Il est 08h15 et nous voilà partis pour le trou ! Départ difficile pour Sophie que l'aspect peu engageant de la première traversée rocheuses fait hésiter longuement, mais nous arrivons à la convaincre de continuer. Le peu de souvenirs que me restaient de cette montée (que j'avais pourtant faite une demi-douzaine de fois !) ne sont pas gênants puisque la vire transversale à emprunter est évidente. Elle est vite vaincue, malgré le pas aérien et exposé qui en fait son charme et sa réputation. C'est en fait après les "Pierres Blanches" que l'itinéraire est un peu moins évident avec la remontée puis la redescente exposée et un peu impressionnante, mais des cairns marquent la voie et certains semblent même indiquer de nouvelles variantes. Nous arrivons tous au trou sans plus de problèmes vers 09h00.
L'endroit est toujours aussi spectaculaire, surtout pour ceux qui ne le connaissent pas et la vue est magnifique, encore plus côté Ouest vers Porto et Galeria si l'on prend la peine de s'approcher des 600m d'à-pics qui dominent notre vire (ou plutôt l'une d'entre elles !) à Campu di Vetta...
Longue pause au trou, pour photos, congratulations,... Je n'escomptais pas monter au sommet du Tafonatu avec un groupe de randonneurs peu habitués à l'escalade, mais, comme j'avais perdu le souvenir de la difficulté de cette grimpette que je n'avais plus faite depuis des années, je vais faire un tour sur la suite de la voie pour m'en faire une idée. La trouvant très facile, je décidai de faire signe aux autres pour proposer à ceux qui le souhaitent de monter... en m'apportant la corde laissée dans mon sac ! Finalement, seule Sophie préfère rester sur place.
A 10h, nous continuons donc à quatre sur la suite de la vire vers l'arête N du Tafonatu. La voie est vraiment aisée et, finalement, moins vertigineuse que plus bas. Nous contournons l'arête N avec une vue splendide d'abord sur la face NW de la Paglia Orba (ah, les belles voies d'escalade !), puis sur l'arête elle-même que l'on voit plonger sur Bocca Rossa et Scaffone... Arnaud préfère d'ailleurs s'arrêter sur une plate-forme au-dessus de l'arête et nous laisse chercher la cheminée d'accès au sommet qui nous demande quelque peu d'exploration tant les cairns sont nombreux et incohérents.
La cheminée elle-même offre un passage d'escalade un peu technique (II+ ou III- pour mon avis) : d'ailleurs Georges et Sylvain la passe sans la corde et sans vraiment avoir de problèmes ; je suis bien sûr qu'Arnaud serait passé de même. Ensuite, on accède au sommet par une petite redescente en face E et le contournement d'un angle rocheux vers la gauche avant de remonter sans difficulté. Pour les bons grimpeurs, un petit pas en dalle en IV+, directement sur la gauche, fait gagner du temps. Nous y sommes à 10h35.

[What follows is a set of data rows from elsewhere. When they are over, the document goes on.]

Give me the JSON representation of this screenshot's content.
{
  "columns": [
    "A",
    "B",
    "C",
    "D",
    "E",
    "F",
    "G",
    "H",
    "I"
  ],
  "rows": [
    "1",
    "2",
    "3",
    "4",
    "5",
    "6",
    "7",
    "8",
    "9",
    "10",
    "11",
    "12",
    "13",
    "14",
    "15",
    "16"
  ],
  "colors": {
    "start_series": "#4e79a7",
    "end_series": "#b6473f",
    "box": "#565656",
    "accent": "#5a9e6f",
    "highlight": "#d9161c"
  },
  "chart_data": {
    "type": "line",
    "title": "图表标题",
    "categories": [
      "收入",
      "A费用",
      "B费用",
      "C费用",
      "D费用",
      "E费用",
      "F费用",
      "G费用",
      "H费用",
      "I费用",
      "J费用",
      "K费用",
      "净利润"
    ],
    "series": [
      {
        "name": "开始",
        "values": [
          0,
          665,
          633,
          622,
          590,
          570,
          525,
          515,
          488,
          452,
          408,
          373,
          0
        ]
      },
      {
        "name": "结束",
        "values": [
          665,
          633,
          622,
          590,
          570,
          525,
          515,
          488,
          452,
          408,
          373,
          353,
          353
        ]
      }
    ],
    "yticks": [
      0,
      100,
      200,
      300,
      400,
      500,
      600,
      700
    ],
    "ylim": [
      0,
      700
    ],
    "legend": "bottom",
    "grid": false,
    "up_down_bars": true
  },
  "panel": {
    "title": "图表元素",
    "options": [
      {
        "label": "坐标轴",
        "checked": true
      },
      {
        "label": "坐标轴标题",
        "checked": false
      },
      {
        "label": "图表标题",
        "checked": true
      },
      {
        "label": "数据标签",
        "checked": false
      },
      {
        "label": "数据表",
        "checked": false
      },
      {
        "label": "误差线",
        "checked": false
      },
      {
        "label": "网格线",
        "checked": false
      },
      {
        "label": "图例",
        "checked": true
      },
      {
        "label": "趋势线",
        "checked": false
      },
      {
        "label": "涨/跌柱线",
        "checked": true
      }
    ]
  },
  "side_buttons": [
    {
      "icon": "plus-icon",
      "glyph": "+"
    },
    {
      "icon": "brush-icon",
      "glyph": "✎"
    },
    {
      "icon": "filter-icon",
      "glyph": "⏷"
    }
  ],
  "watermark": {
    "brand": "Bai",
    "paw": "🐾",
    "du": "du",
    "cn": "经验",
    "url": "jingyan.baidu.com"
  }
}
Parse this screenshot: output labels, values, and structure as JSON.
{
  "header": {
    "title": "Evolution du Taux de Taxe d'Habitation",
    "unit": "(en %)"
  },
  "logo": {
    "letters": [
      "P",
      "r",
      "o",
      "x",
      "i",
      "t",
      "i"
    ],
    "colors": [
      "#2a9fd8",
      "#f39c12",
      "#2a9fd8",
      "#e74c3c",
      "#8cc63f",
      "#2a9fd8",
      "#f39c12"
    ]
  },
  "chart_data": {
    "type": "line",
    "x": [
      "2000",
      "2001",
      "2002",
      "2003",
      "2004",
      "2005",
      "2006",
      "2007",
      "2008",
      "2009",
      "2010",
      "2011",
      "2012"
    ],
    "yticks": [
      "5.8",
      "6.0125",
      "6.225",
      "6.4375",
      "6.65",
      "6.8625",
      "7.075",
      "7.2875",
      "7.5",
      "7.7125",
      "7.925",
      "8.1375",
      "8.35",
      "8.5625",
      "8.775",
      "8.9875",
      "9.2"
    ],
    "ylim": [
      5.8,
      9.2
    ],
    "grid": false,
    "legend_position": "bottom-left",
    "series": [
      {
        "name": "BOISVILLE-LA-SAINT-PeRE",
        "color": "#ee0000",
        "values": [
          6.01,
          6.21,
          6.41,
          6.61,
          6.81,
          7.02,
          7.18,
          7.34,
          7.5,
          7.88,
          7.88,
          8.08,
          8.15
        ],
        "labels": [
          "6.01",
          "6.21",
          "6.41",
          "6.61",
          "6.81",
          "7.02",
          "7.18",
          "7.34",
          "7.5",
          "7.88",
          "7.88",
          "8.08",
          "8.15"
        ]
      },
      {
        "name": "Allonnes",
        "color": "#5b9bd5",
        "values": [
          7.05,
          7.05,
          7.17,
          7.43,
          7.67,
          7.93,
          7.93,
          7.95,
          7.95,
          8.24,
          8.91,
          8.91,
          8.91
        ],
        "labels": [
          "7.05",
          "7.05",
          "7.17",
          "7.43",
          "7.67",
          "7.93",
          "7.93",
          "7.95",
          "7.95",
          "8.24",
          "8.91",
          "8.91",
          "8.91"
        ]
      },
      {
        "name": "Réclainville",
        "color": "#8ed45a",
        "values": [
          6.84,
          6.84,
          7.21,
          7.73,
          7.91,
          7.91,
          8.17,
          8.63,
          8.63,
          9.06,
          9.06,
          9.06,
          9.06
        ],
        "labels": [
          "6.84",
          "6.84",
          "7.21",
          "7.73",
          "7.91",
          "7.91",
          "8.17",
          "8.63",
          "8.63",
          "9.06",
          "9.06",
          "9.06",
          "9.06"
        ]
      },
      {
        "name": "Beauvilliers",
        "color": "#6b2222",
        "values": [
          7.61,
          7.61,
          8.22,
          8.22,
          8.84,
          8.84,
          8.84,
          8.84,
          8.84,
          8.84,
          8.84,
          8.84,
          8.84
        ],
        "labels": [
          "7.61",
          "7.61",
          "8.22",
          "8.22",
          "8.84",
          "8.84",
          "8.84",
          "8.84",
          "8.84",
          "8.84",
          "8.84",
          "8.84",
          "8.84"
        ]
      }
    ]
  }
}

Panorama à la mesure du site, avec un sommet assez étroit, marquant le début d'une belle arête rocheuse, effilée et vertigineuse, vers le sommet Sud constituant une belle escalade AD+ et un tour d'horizon somptueux. Nous voyons aussi très bien Arnaud, toujours planté sur sa plate-forme juste à la verticale en-dessous de nous.
Après une longue photo-party, nous nous remettons en route à 10h50. La cheminée en descente, c'est une autre paire de manches, et Georges et Sylvain sont bien contents de trouver l'appui de la corde de Dumè pour la désescalader ! C'est là qu'on se rend compte de ce que peut apporter l'(in)expérience de la varappe. L'un comme l'autre effectuent tous les gestes inverses de ceux qu'il faudrait réaliser : se coller sur la paroi et garder les bras complètement fléchis en s'enlevant ainsi toute possibilité d'apercevoir ses pieds et les prises qui vont avec et toute adhérence sur les rares prises trouvées... Nous récupérons ensuite Arnaud au passage et nous voilà de retour au trou à 11h30 pour retrouver Sophie.
Pour la descente, il nous semblait judicieux d'adopter la vire de l'Oncle Crisolo qui cumule de nombreux avantages : d'abord une vraie vire horizontale, unpoint de vue sur la face W, un retour original et direct...
Nous repartons donc vers midi pour franchir l'arche, descendre la déclivité au-dessus du couloir central du Tafonatu et prendre le départ de la vire sur la gauche le long de l'arête. L'itinéraire est simple au début sur la partie horizontale le long de la paroi rocheuse, puis la trace et les cairns rejoignent la crête rocheuse qui prolonge l'arête à l'endroit où démarre l'autre vire des "Pierres Blanches" en provenance du refuge. Nous dérangeons d'ailleurs une petite harde de mouflons qui détalent sur la crête non sans que j'ai pu réussir à les photographier (pour une fois ! Voir à gauche). C'est là qu'il faut trouver une descente dans le versant Est pour rejoindre le refuge. Me souvenant vaguement de mon dernier passage (solo en 1988 ?), j'ai l'impression que la descente immédiate depuis la crête est bien raide et encaissée dans une zone de roches fracturées malcommodes. Il semble donc préférable de continuer le long de la crête le plus loin possible... Mais cela s'avère peu efficace, puisque la crête redevient arête effilée et s'avère une impasse sauf pour les grimpeurs. Il nous faut donc trouver une zone de descente beaucoup plus loin de celle que j'avais utilisée 22 ans auparavant, aussi malcommode et raide que la précédente mais nous obligeant de plus à revenir en diagonale vers le col des Maures. Bref, une mauvaise idée et une perte de temps qui nous amènent au refuge vers 13h. Pas de passages vertigineux et anxyogènes dans cette voie, mais la descente par ces rochers fracturés demande autant d'attention que la vertigineuse vire de montée.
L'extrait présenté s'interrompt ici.